Il bel Dedica Festival di Pordenone, che ogni anno ha come protagonista un solo autore, quest’anno è incentrato sul romanziere algerino di lingua francese Yasmina Khadra, nome d’arte di Mohammed Moulessehoul, ex militare diventato scrittore per amore dei libri.
Da oggi e fino al 12 marzo, si susseguiranno nella cittadina friulana: conversazioni con Khadra, proiezioni tratte da alcuni dei suoi romanzi, adattamenti teatrali, dibattiti, incontri con gli studenti delle scuole e momenti per i più piccini.

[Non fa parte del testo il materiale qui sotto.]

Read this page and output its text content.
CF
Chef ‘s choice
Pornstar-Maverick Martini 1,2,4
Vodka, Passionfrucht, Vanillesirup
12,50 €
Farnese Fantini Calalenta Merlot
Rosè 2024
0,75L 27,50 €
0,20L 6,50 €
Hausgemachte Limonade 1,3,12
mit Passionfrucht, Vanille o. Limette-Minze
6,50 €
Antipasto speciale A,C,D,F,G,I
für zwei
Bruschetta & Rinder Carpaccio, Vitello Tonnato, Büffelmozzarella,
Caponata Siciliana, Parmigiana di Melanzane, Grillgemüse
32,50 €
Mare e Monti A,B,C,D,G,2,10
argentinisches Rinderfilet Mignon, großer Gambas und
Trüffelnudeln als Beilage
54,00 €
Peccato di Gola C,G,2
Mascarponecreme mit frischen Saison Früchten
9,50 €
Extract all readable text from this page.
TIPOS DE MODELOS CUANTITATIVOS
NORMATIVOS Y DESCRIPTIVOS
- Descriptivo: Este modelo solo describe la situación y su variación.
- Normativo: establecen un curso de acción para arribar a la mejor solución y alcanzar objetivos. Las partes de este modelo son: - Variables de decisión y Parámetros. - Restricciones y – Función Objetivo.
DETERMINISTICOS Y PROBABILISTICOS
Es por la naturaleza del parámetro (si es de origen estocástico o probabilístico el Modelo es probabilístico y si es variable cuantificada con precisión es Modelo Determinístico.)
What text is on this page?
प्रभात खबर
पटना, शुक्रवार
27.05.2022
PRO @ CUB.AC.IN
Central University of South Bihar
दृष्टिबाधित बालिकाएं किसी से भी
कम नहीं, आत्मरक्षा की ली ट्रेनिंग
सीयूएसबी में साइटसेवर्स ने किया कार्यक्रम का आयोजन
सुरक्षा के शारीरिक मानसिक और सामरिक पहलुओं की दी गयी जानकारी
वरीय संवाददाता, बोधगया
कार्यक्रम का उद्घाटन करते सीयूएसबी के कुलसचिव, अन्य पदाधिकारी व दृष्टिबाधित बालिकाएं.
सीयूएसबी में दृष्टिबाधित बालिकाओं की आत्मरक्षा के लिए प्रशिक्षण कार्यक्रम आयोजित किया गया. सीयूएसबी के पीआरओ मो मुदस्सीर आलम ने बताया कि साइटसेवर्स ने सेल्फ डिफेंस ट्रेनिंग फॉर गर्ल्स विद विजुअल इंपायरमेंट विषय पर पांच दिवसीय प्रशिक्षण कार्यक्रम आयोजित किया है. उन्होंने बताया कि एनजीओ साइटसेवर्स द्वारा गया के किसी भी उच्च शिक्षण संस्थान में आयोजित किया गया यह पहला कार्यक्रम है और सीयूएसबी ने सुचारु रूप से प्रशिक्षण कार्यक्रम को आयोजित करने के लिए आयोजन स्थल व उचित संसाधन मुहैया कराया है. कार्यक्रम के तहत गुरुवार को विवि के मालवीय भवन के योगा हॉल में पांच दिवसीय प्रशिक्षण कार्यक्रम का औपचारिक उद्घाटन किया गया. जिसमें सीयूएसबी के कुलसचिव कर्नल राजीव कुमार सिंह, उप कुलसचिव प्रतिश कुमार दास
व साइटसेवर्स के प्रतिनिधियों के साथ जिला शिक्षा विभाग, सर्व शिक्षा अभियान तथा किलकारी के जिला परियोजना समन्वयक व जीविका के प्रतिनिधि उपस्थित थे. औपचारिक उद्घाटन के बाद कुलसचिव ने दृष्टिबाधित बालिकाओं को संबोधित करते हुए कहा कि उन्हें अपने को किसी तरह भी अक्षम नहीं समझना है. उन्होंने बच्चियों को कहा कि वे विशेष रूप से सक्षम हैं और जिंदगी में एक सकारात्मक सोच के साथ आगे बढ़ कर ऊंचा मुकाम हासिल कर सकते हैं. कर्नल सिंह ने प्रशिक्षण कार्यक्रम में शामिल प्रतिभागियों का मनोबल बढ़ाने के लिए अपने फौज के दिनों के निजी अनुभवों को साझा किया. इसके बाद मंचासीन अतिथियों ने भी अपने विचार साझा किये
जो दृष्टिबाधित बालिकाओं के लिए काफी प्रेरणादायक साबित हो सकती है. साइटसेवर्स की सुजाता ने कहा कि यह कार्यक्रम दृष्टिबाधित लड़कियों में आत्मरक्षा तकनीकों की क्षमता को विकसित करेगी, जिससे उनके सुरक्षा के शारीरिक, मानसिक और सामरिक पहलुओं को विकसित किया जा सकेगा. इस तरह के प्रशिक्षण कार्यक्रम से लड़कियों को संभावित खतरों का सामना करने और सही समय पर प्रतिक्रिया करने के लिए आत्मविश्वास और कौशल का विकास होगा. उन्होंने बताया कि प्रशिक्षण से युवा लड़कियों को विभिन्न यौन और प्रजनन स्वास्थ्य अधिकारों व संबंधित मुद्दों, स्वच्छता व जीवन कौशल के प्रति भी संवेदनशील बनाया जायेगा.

La kermesse letteraria si concluderà il 12 marzo con il concerto dell’artista algerino Rachid Taha e il suo “Couscous clan”.
Moltissimi sono i romanzi di Yasmina Khadra tradotti in italiano: negli anni è stato pubblicato da e/o, Feltrinelli, Mondadori, Nottetempo, Marsilio e da qualche anno è tradotto in esclusiva da Sellerio. È quindi uno degli autori arabi più tradotti e conosciuti nel nostro paese, dove viene spessissimo, ospite di incontri e festival culturali (sarà anche tra gli ospiti del misteriosissimo Salone del Libro di Torino, che quest’anno avrà un focus sulle “letterature arabe”).
Eppure, Khadra è un autore francofono, vive in Francia da molti anni, e si propone infatti come profondo conoscitore di entrambe le culture, quella araba-berbera e quella francese/europea. Parla una lingua che ci è familiare, che possiamo capire, spesso e volentieri sulla stampa italiana interviene con articoli dove più che parlare come scrittore, si presenta quasi come “interprete” per l’Occidente dei problemi del mondo arabo e dell’Algeria. E ogni tanto, le sue affermazioni sono decisamente discutibili e rivelano un pensiero poco articolato e molto superficiale dell’attualità dei paesi arabi.
Nell’intervista apparsa sul Corriere della Sera di qualche giorno fa (intervista in cui non emerge neanche mezza domanda a Yasmina Khadra in quanto autore di libri) ad esempio affermava che: “La primavera araba è stata una stagione incerta che, dopo l’estate delle bombe e l’autunno delle promesse, è sfociata oggi nell’inverno dei fallimenti”.
Con buona pace, mi viene da dire, di tutte quelle persone, anime belle, che nel 2011 sono scese in piazza a Tunisi, Il Cairo o Damasco per reclamare dignità, libertà e giustizia sociale e che oggi sono morte, si trovano in carcere o continuano a richiedere gli stessi diritti, nonostante cinque anni di guerra e repressione, come i meravigliosi e coraggiosissimi manifestanti siriani di cui in questi giorni circolano in rete i video.
Khadra parla invece di una “ricerca nevrotica di libertà e dignità” che ha poi portato alla “follia”, nel senso di follia islamista, che oggi i paesi europei devono combattere perché ne hanno le capacità militari. L’articolo del Corriere portava l’emblematico titolo: “La guerra all’Isis, strada per la pace” e Khadra chiosava dicendo che questa sarà una guerra che porterà alla vittoria, perché è una guerra “giusta”.
Quindi se ho capito bene, le rivolte arabe sono state nevrotiche, si sono risolte in buco nell’acqua, ne hanno approfittato i retrogradi islamisti, che ora l’Occidente deve combattere con una guerra perché è nel giusto.
Con tutto il rispetto, tralasciando i vari (deprimenti) riferimenti stagionali, mi sembrano affermazioni piatte, frutto di un’analisi superficiale, ingiusta e che accomoda i gusti di certuni che dagli intellettuali del mondo arabo vogliono proprio sentirsi dire queste cose.
Infine, vorrei dare un suggerimento al Festival Dedica, che mi sembra ben ragionato e strutturato: negli anni hanno avuto tra gli ospiti altri autori arabi. Da Pordenone sono passati Assia Djebar, Amin Maalouf e Tahar Ben Jelloun. Tutti francofoni.
Non è forse il caso di dare una chance, in futuro, agli autori arabi che scrivono in arabo? Io un paio di nomi interessanti da suggerire li avrei.